Tag Archives: Text Processing

Reading tabular data in a non-standard format

This post was going to be called ‘faffing around with data’, which might summarise many peoples feelings towards dealing with data that isn’t in the format they need it to be in. An earlier post described adding an ENVI header to binary files so they could be read into GDAL. This deals post details using Python to read tabular data stored in a text file, although many of the functions would apply to extracting any data from a text file.

Built in functions

Before setting out it’s a good idea to confirm the data can’t be read with any of the functions available in Python. If it opens in Excel, it’s likely these will work and they may be an easier option (no point reinventing the wheel!)

The CSV module in the standard Python library is really easy to use and can handle various delimiters:

import csv

# Open file
f = open('soil_moisture.csv', 'rU')
csvfile = csv.reader(f, delimiter=',')

# Skip first line (header)
headerline = next(csvfile)

# Iterate through file
for line in csvfile:
 print('First col = ',line[0])

f.close()

In numpy the genfromtxt function can be used to read a file directly to a numpy array.

smdata = np.genfromtxt('soil_moisture.csv', delimiter=',',skip_header=1)

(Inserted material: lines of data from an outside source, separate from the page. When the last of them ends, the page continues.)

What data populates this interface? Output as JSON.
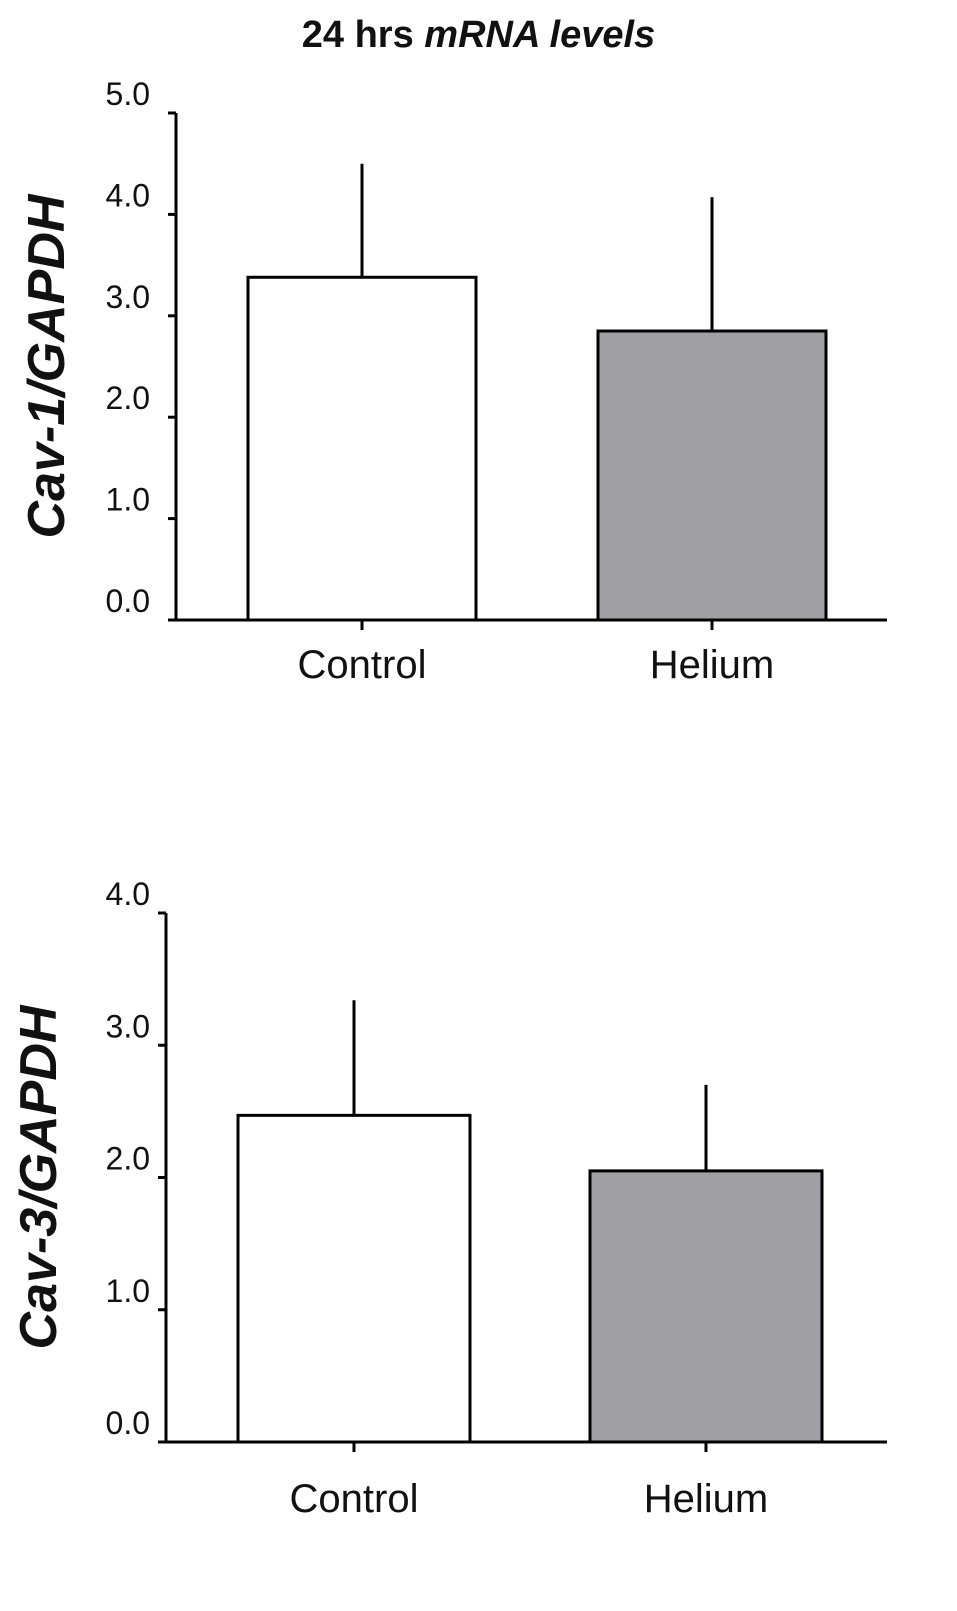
{
  "title": {
    "plain": "24 hrs ",
    "italic": "mRNA levels"
  },
  "colors": {
    "control_fill": "#ffffff",
    "helium_fill": "#a09fa4",
    "stroke": "#000000"
  },
  "chart_data": [
    {
      "type": "bar",
      "categories": [
        "Control",
        "Helium"
      ],
      "values": [
        3.38,
        2.85
      ],
      "error_plus": [
        1.12,
        1.32
      ],
      "ylabel": "Cav-1/GAPDH",
      "ylim": [
        0,
        5
      ],
      "yticks": [
        0,
        1,
        2,
        3,
        4,
        5
      ],
      "ytick_labels": [
        "0.0",
        "1.0",
        "2.0",
        "3.0",
        "4.0",
        "5.0"
      ],
      "grid": false
    },
    {
      "type": "bar",
      "categories": [
        "Control",
        "Helium"
      ],
      "values": [
        2.47,
        2.05
      ],
      "error_plus": [
        0.87,
        0.65
      ],
      "ylabel": "Cav-3/GAPDH",
      "ylim": [
        0,
        4
      ],
      "yticks": [
        0,
        1,
        2,
        3,
        4
      ],
      "ytick_labels": [
        "0.0",
        "1.0",
        "2.0",
        "3.0",
        "4.0"
      ],
      "grid": false
    }
  ]
}
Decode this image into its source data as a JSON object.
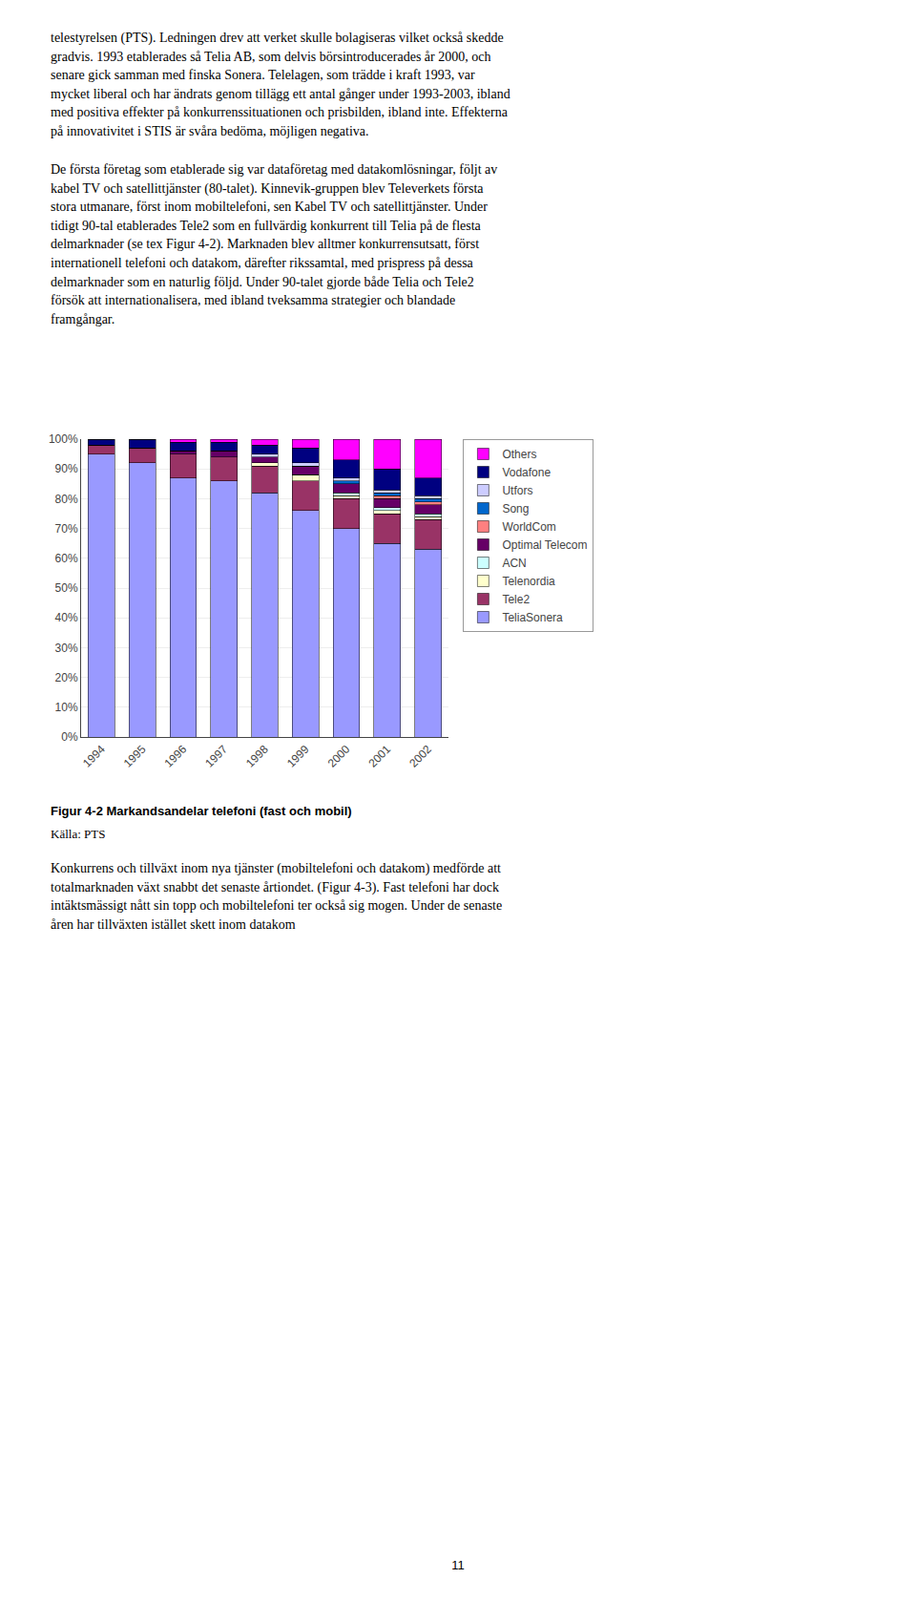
{
  "chart_data": {
    "type": "bar",
    "stacked": true,
    "title": "Figur 4-2 Markandsandelar telefoni (fast och mobil)",
    "categories": [
      "1994",
      "1995",
      "1996",
      "1997",
      "1998",
      "1999",
      "2000",
      "2001",
      "2002"
    ],
    "series": [
      {
        "name": "TeliaSonera",
        "color": "#9999FF",
        "values": [
          95,
          92,
          87,
          86,
          82,
          76,
          70,
          65,
          63
        ]
      },
      {
        "name": "Tele2",
        "color": "#993366",
        "values": [
          3,
          5,
          8,
          8,
          9,
          10,
          10,
          10,
          10
        ]
      },
      {
        "name": "Telenordia",
        "color": "#FFFFCC",
        "values": [
          0,
          0,
          0,
          0,
          1,
          2,
          1,
          1,
          1
        ]
      },
      {
        "name": "ACN",
        "color": "#CCFFFF",
        "values": [
          0,
          0,
          0,
          0,
          0,
          0,
          1,
          1,
          1
        ]
      },
      {
        "name": "Optimal Telecom",
        "color": "#660066",
        "values": [
          0,
          0,
          1,
          2,
          2,
          3,
          3,
          3,
          3
        ]
      },
      {
        "name": "WorldCom",
        "color": "#FF8080",
        "values": [
          0,
          0,
          0,
          0,
          0,
          0,
          0,
          1,
          1
        ]
      },
      {
        "name": "Song",
        "color": "#0066CC",
        "values": [
          0,
          0,
          0,
          0,
          0,
          0,
          1,
          1,
          1
        ]
      },
      {
        "name": "Utfors",
        "color": "#CCCCFF",
        "values": [
          0,
          0,
          0,
          0,
          1,
          1,
          1,
          1,
          1
        ]
      },
      {
        "name": "Vodafone",
        "color": "#000080",
        "values": [
          2,
          3,
          3,
          3,
          3,
          5,
          6,
          7,
          6
        ]
      },
      {
        "name": "Others",
        "color": "#FF00FF",
        "values": [
          0,
          0,
          1,
          1,
          2,
          3,
          7,
          10,
          13
        ]
      }
    ],
    "ylim": [
      0,
      100
    ],
    "yticks": [
      {
        "value": 0,
        "label": "0%"
      },
      {
        "value": 10,
        "label": "10%"
      },
      {
        "value": 20,
        "label": "20%"
      },
      {
        "value": 30,
        "label": "30%"
      },
      {
        "value": 40,
        "label": "40%"
      },
      {
        "value": 50,
        "label": "50%"
      },
      {
        "value": 60,
        "label": "60%"
      },
      {
        "value": 70,
        "label": "70%"
      },
      {
        "value": 80,
        "label": "80%"
      },
      {
        "value": 90,
        "label": "90%"
      },
      {
        "value": 100,
        "label": "100%"
      }
    ],
    "grid": true,
    "legend": "right"
  },
  "source": "Källa: PTS",
  "text_top": "telestyrelsen (PTS). Ledningen drev att verket skulle bolagiseras vilket också skedde\ngradvis. 1993 etablerades så Telia AB, som delvis börsintroducerades år 2000, och\nsenare gick samman med finska Sonera. Telelagen, som trädde i kraft 1993, var\nmycket liberal och har ändrats genom tillägg ett antal gånger under 1993-2003, ibland\nmed positiva effekter på konkurrenssituationen och prisbilden, ibland inte. Effekterna\npå innovativitet i STIS är svåra bedöma, möjligen negativa.",
  "text_middle": "De första företag som etablerade sig var dataföretag med datakomlösningar, följt av\nkabel TV och satellittjänster (80-talet). Kinnevik-gruppen blev Televerkets första\nstora utmanare, först inom mobiltelefoni, sen Kabel TV och satellittjänster. Under\ntidigt 90-tal etablerades Tele2 som en fullvärdig konkurrent till Telia på de flesta\ndelmarknader (se tex Figur 4-2). Marknaden blev alltmer konkurrensutsatt, först\ninternationell telefoni och datakom, därefter rikssamtal, med prispress på dessa\ndelmarknader som en naturlig följd. Under 90-talet gjorde både Telia och Tele2\nförsök att internationalisera, med ibland tveksamma strategier och blandade\nframgångar.",
  "text_bottom": "Konkurrens och tillväxt inom nya tjänster (mobiltelefoni och datakom) medförde att\ntotalmarknaden växt snabbt det senaste årtiondet. (Figur 4-3). Fast telefoni har dock\nintäktsmässigt nått sin topp och mobiltelefoni ter också sig mogen. Under de senaste\nåren har tillväxten istället skett inom datakom",
  "page_number": "11"
}
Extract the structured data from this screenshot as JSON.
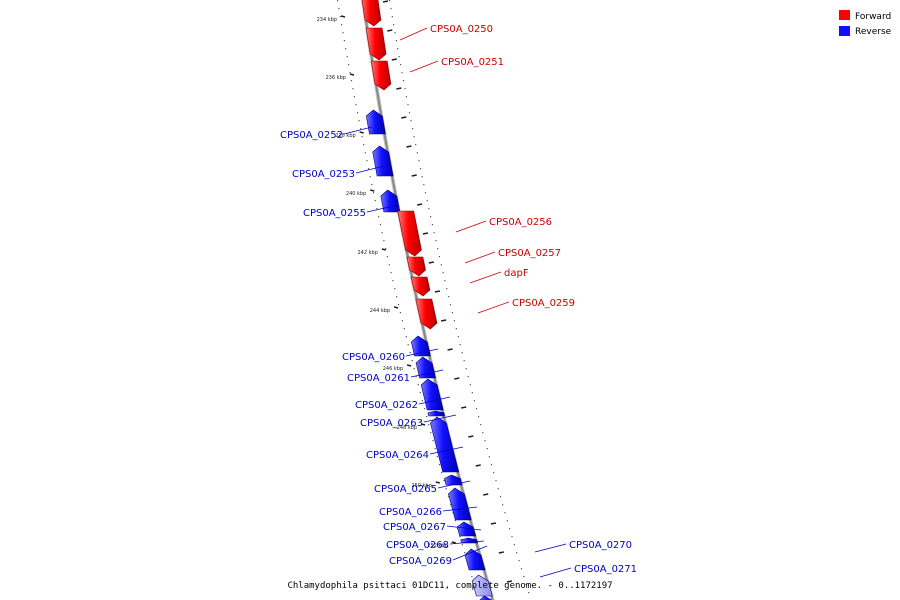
{
  "title": "Chlamydophila psittaci 01DC11, complete genome. - 0..1172197",
  "colors": {
    "forward": "#ff0000",
    "reverse": "#1010ff",
    "forward_label": "#cc0000",
    "reverse_label": "#0000cc",
    "backbone": "#888888"
  },
  "legend": [
    {
      "label": "Forward",
      "color": "#ff0000"
    },
    {
      "label": "Reverse",
      "color": "#1010ff"
    }
  ],
  "scale": {
    "unit": "kbp",
    "labels": [
      "234 kbp",
      "236 kbp",
      "238 kbp",
      "240 kbp",
      "242 kbp",
      "244 kbp",
      "246 kbp",
      "248 kbp",
      "250 kbp",
      "252 kbp"
    ]
  },
  "genes": [
    {
      "name": "CPS0A_0250",
      "strand": "forward"
    },
    {
      "name": "CPS0A_0251",
      "strand": "forward"
    },
    {
      "name": "CPS0A_0252",
      "strand": "reverse"
    },
    {
      "name": "CPS0A_0253",
      "strand": "reverse"
    },
    {
      "name": "CPS0A_0255",
      "strand": "reverse"
    },
    {
      "name": "CPS0A_0256",
      "strand": "forward"
    },
    {
      "name": "CPS0A_0257",
      "strand": "forward"
    },
    {
      "name": "dapF",
      "strand": "forward"
    },
    {
      "name": "CPS0A_0259",
      "strand": "forward"
    },
    {
      "name": "CPS0A_0260",
      "strand": "reverse"
    },
    {
      "name": "CPS0A_0261",
      "strand": "reverse"
    },
    {
      "name": "CPS0A_0262",
      "strand": "reverse"
    },
    {
      "name": "CPS0A_0263",
      "strand": "reverse"
    },
    {
      "name": "CPS0A_0264",
      "strand": "reverse"
    },
    {
      "name": "CPS0A_0265",
      "strand": "reverse"
    },
    {
      "name": "CPS0A_0266",
      "strand": "reverse"
    },
    {
      "name": "CPS0A_0267",
      "strand": "reverse"
    },
    {
      "name": "CPS0A_0268",
      "strand": "reverse"
    },
    {
      "name": "CPS0A_0269",
      "strand": "reverse"
    },
    {
      "name": "CPS0A_0270",
      "strand": "reverse"
    },
    {
      "name": "CPS0A_0271",
      "strand": "reverse"
    }
  ]
}
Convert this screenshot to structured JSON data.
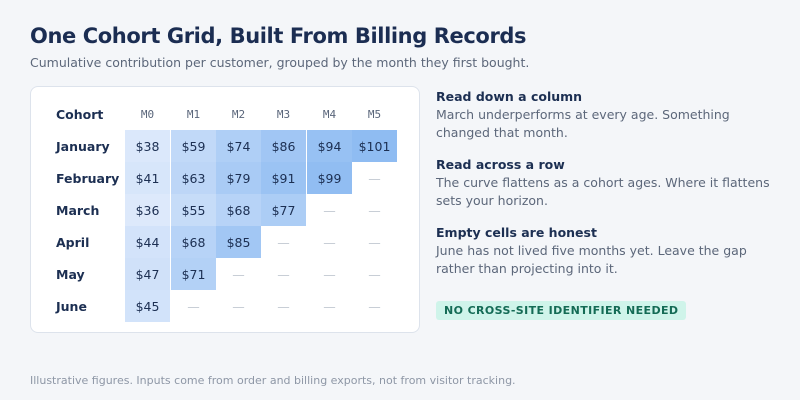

Depending on how many files you have to process, a bit of clever use of find and replace in a text editor or using the sed command might allow you to get your data into a format that can be read by the built in functions. If this does end up being too messy it will at least provide some insight into the steps needed to write a script to read the data.

Writing a Custom Reader

The basic structure of a custom reader is to iterate through each line in the file and split it into columns.


# Open file
infile = open('soil_moisture.csv', 'rU')

# Read header to separate variable (repeat for multiple lines)
header1 = next(file)

# Iterate through file
for line in infile:
    # Count delimiters (:)
    ncolon = line.count(':')
    # Check we have 3 (4 columns)
    if ncolon == 3:
        # Seperate
        elements = line.split(':')
        print('First col = ', elements[0])
infile.close()

If the data is fixed width and separated by multiple spaces, I use the re module in Python to replace consecutive spaces with another character.

import re
line = 'tonzi  2013   12  18 1  1 9  1   20   15.69'
linesub = re.sub('\s+',':',line)
elements = linesub.split(':')

Where ‘\s+’ is a regular expression for one or more spaces. When choosing the character to use as a replacement, make sure it’s not used anywhere else in the file.

Time Data

Time can be stored in a range of different formats. Python offers ways of storing and manipulating time and data data as part of the time module. One of the easiest ways of getting time from a text file and into the Python representation is to use the ‘struct_time’ function. If each component of the date (year, month etc.,) is stored as a separate column you can use the following:

import time
year = int('20' + line[1])
month = int(line[2])
day = int(line[3])
hour = int(line[4])
minute = int(line[5])
second = int(line[6])

mTimeTS = time.struct_time((year,month,day,hour,minute,second,0,0,0))

If the date is stored in a single column the ‘strptime’ function can be used to convert to a Python time structure. For example:

import time
timeStr = '2014-07-10 08:14:01'
mTimeTS = time.strptime(timeStr,'%Y-%m-%d %H:%M:%S')

Writing data out

The CSV library, mentioned earlier, can also be used to write formatted data out to a CSV file.

outfile = open('outdata.csv', 'w')

outcsv = csv.writer(outfile)

# Write header row
outcsv.writerow(['x','y'])

# Itterate through input file
for line in infile:
    # Read and split data into 'elements'
    # as descriped earlier
    
    # Write first two columns out to CSV
    outcsv.writerow([elements[0],elements[1]])

outfile.close()